Certain changes can trigger a 30-day special enrollment opportunity

· The birth, adoption, or placement for adoption of a child
· Marriage
· Involuntary loss of other coverage (for example, that you or your dependents had through yourself or another family member and lost because of death, divorce, legal separation, termination, retirement, or reduction in hours worked)

Certain changes can trigger a 60-day special enrollment opportunity

· Loss of eligibility under Medicaid or SCHIP
· Eligibility for a state Medicaid or SCHIP premium assistance subsidy applicable to premiums a group plan

· Under Pennsylvania law, newborns and adopted children are automatically covered under the parent’s fully insured health plan for the 31 days, if the plan covered dependents. The insurer may require that the parent notify the plan and pay a premium within the first 31 days in order to continue coverage beyond the first 31 days.

However, if the plan does not provide for coverage of dependents, the parent has the right to convert – within 31 days after the child’s birth- to a plan which will provide similar benefits.

· Under Pennsylvania law, disabled adult children can remain on their parent’s fully insured group health plan after reaching the age at which dependent coverage is usually terminated, if they meet certain requirements. To qualify, your adult son or daughter must be incapable of self-sustaining employment because of mental retardation or physical handicap. Proof of incapacity must be furnished to the insurer within 31 days of reaching the limiting age and may be required subsequently in the future.

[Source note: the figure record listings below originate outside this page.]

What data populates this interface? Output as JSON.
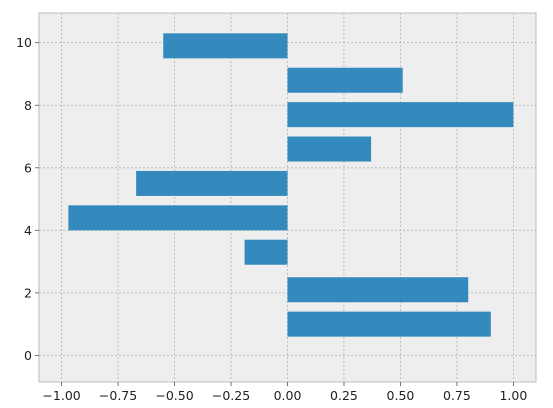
{
  "chart_data": {
    "type": "bar",
    "orientation": "horizontal",
    "title": "",
    "xlabel": "",
    "ylabel": "",
    "xlim": [
      -1.1,
      1.1
    ],
    "ylim": [
      -0.85,
      10.95
    ],
    "x_ticks": [
      -1.0,
      -0.75,
      -0.5,
      -0.25,
      0.0,
      0.25,
      0.5,
      0.75,
      1.0
    ],
    "x_tick_labels": [
      "−1.00",
      "−0.75",
      "−0.50",
      "−0.25",
      "0.00",
      "0.25",
      "0.50",
      "0.75",
      "1.00"
    ],
    "y_ticks": [
      0,
      2,
      4,
      6,
      8,
      10
    ],
    "y_tick_labels": [
      "0",
      "2",
      "4",
      "6",
      "8",
      "10"
    ],
    "grid": true,
    "bar_height": 0.8,
    "bars": [
      {
        "y": 1,
        "value": 0.9
      },
      {
        "y": 2.1,
        "value": 0.8
      },
      {
        "y": 3.3,
        "value": -0.19
      },
      {
        "y": 4.4,
        "value": -0.97
      },
      {
        "y": 5.5,
        "value": -0.67
      },
      {
        "y": 6.6,
        "value": 0.37
      },
      {
        "y": 7.7,
        "value": 1.0
      },
      {
        "y": 8.8,
        "value": 0.51
      },
      {
        "y": 9.9,
        "value": -0.55
      }
    ],
    "colors": {
      "bar": "#348abd",
      "plot_background": "#eeeeee",
      "grid": "#b2b2b2",
      "spine": "#bcbcbc"
    }
  }
}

· If your group health plan covers dependents, you may be able to keep your son or daughter covered under the plan after the age of majority. Most group health plans will allow your son or daughter to remain covered under your family plan past the age of 19 if they are a full time student.

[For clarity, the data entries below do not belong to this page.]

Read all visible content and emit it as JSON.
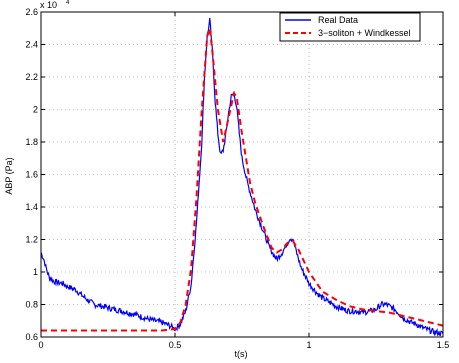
{
  "chart_data": {
    "type": "line",
    "title": "",
    "xlabel": "t(s)",
    "ylabel": "ABP (Pa)",
    "xlim": [
      0,
      1.5
    ],
    "ylim": [
      0.6,
      2.6
    ],
    "y_multiplier_label": "x 10",
    "y_multiplier_exponent": "4",
    "x_ticks": [
      0,
      0.5,
      1,
      1.5
    ],
    "x_tick_labels": [
      "0",
      "0.5",
      "1",
      "1.5"
    ],
    "y_ticks": [
      0.6,
      0.8,
      1.0,
      1.2,
      1.4,
      1.6,
      1.8,
      2.0,
      2.2,
      2.4,
      2.6
    ],
    "y_tick_labels": [
      "0.6",
      "0.8",
      "1",
      "1.2",
      "1.4",
      "1.6",
      "1.8",
      "2",
      "2.2",
      "2.4",
      "2.6"
    ],
    "grid": true,
    "legend_position": "top-right",
    "series": [
      {
        "name": "Real Data",
        "color": "#0000ff",
        "style": "solid",
        "x": [
          0.0,
          0.01,
          0.02,
          0.03,
          0.05,
          0.08,
          0.1,
          0.13,
          0.15,
          0.18,
          0.2,
          0.25,
          0.3,
          0.35,
          0.4,
          0.45,
          0.48,
          0.5,
          0.52,
          0.54,
          0.56,
          0.58,
          0.6,
          0.61,
          0.62,
          0.63,
          0.64,
          0.65,
          0.66,
          0.67,
          0.68,
          0.69,
          0.7,
          0.71,
          0.72,
          0.73,
          0.74,
          0.75,
          0.77,
          0.8,
          0.83,
          0.85,
          0.87,
          0.88,
          0.9,
          0.92,
          0.93,
          0.94,
          0.95,
          0.97,
          1.0,
          1.03,
          1.05,
          1.08,
          1.1,
          1.13,
          1.15,
          1.18,
          1.2,
          1.23,
          1.25,
          1.27,
          1.29,
          1.3,
          1.32,
          1.35,
          1.38,
          1.4,
          1.42,
          1.45,
          1.47,
          1.5
        ],
        "y": [
          1.12,
          1.08,
          1.02,
          0.97,
          0.94,
          0.93,
          0.91,
          0.89,
          0.86,
          0.82,
          0.8,
          0.78,
          0.76,
          0.74,
          0.71,
          0.69,
          0.67,
          0.65,
          0.68,
          0.76,
          0.92,
          1.3,
          1.8,
          2.2,
          2.45,
          2.55,
          2.35,
          2.05,
          1.85,
          1.72,
          1.75,
          1.85,
          1.98,
          2.08,
          2.1,
          2.02,
          1.85,
          1.7,
          1.55,
          1.38,
          1.25,
          1.16,
          1.1,
          1.08,
          1.12,
          1.18,
          1.21,
          1.2,
          1.14,
          1.03,
          0.93,
          0.87,
          0.84,
          0.81,
          0.79,
          0.77,
          0.76,
          0.76,
          0.75,
          0.76,
          0.77,
          0.8,
          0.8,
          0.79,
          0.77,
          0.72,
          0.69,
          0.68,
          0.66,
          0.64,
          0.63,
          0.62
        ]
      },
      {
        "name": "3−soliton + Windkessel",
        "color": "#ff0000",
        "style": "dashed",
        "x": [
          0.0,
          0.1,
          0.2,
          0.3,
          0.4,
          0.45,
          0.5,
          0.52,
          0.54,
          0.56,
          0.58,
          0.6,
          0.62,
          0.63,
          0.64,
          0.66,
          0.68,
          0.7,
          0.72,
          0.73,
          0.75,
          0.78,
          0.8,
          0.83,
          0.86,
          0.88,
          0.9,
          0.92,
          0.94,
          0.96,
          1.0,
          1.05,
          1.1,
          1.15,
          1.2,
          1.25,
          1.3,
          1.35,
          1.4,
          1.45,
          1.5
        ],
        "y": [
          0.64,
          0.64,
          0.64,
          0.64,
          0.64,
          0.64,
          0.65,
          0.69,
          0.8,
          1.02,
          1.45,
          2.0,
          2.45,
          2.5,
          2.35,
          2.0,
          1.8,
          1.95,
          2.1,
          2.08,
          1.85,
          1.55,
          1.42,
          1.28,
          1.15,
          1.12,
          1.14,
          1.18,
          1.19,
          1.14,
          1.0,
          0.88,
          0.83,
          0.79,
          0.77,
          0.76,
          0.75,
          0.73,
          0.71,
          0.69,
          0.67
        ]
      }
    ]
  }
}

· In addition, in Pennsylvania, fully insured group health plans must cover as a dependent your unmarried child under the age of 30 if he or she is unmarried, does not have any dependents, and either lives in the Commonwealth or is a full-time student in an institution of higher learning. This law does not apply to self-insured group health plans. Check with your employer to find out the kind of group health plan you have.

· If your son or daughter is in college and covered as a dependent under your group, but cannot maintain student status due to illness, he or she may still be able to remain covered as your dependent for up to one year. A new federal law allows dependent children who take a medical necessary leave of absence due to a serious illness or injury to remain covered as dependents under their parents’ group plan for up to one year or until the coverage would otherwise end, whichever comes first. This law will apply to plan years beginning on or after October 9, 2009.

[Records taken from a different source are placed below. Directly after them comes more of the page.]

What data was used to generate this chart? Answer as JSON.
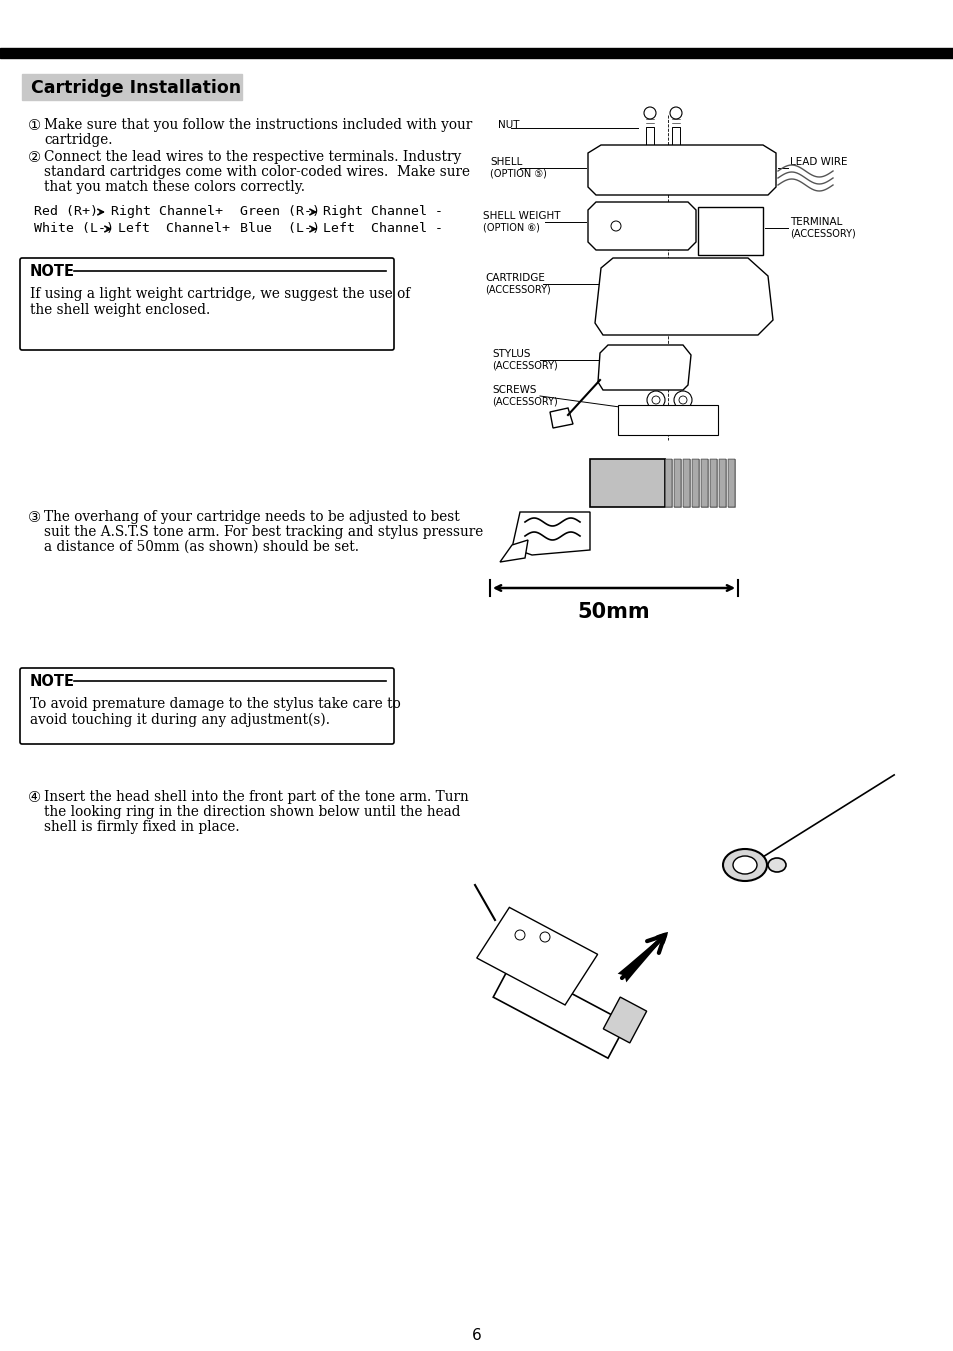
{
  "bg_color": "#ffffff",
  "title": "Cartridge Installation",
  "page_number": "6",
  "note1_l1": "If using a light weight cartridge, we suggest the use of",
  "note1_l2": "the shell weight enclosed.",
  "note2_l1": "To avoid premature damage to the stylus take care to",
  "note2_l2": "avoid touching it during any adjustment(s).",
  "dim_50mm": "50mm"
}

Read your plan documents carefully to determine when your child will “age off” your group health plan.

· If you have to take leave from your job due to illness, the birth or adoption of a child, or to care for a seriously ill family member, you may be able to keep your group health plan for a limited time. A federal law known as the Family and Medical Leave Act (FMLA) guarantees you up to 12 weeks of job-protected leave in these circumstances.

The FMLA applies to you if you work for a company with 50 or more employees.

If you qualify for leave under FMLA, your employer must continue your health benefits. You will have to continue paying your share of the premium.

If you decide not to return to work at the end of the leave period, your employer may require you to pay back the employer’s share of the premium. However, if you don’t return to work because of factors outside your control (such as a need to continue caring for a sick family member, or because your spouse is transferred to a job in a distant city), you will not have to repay the premium.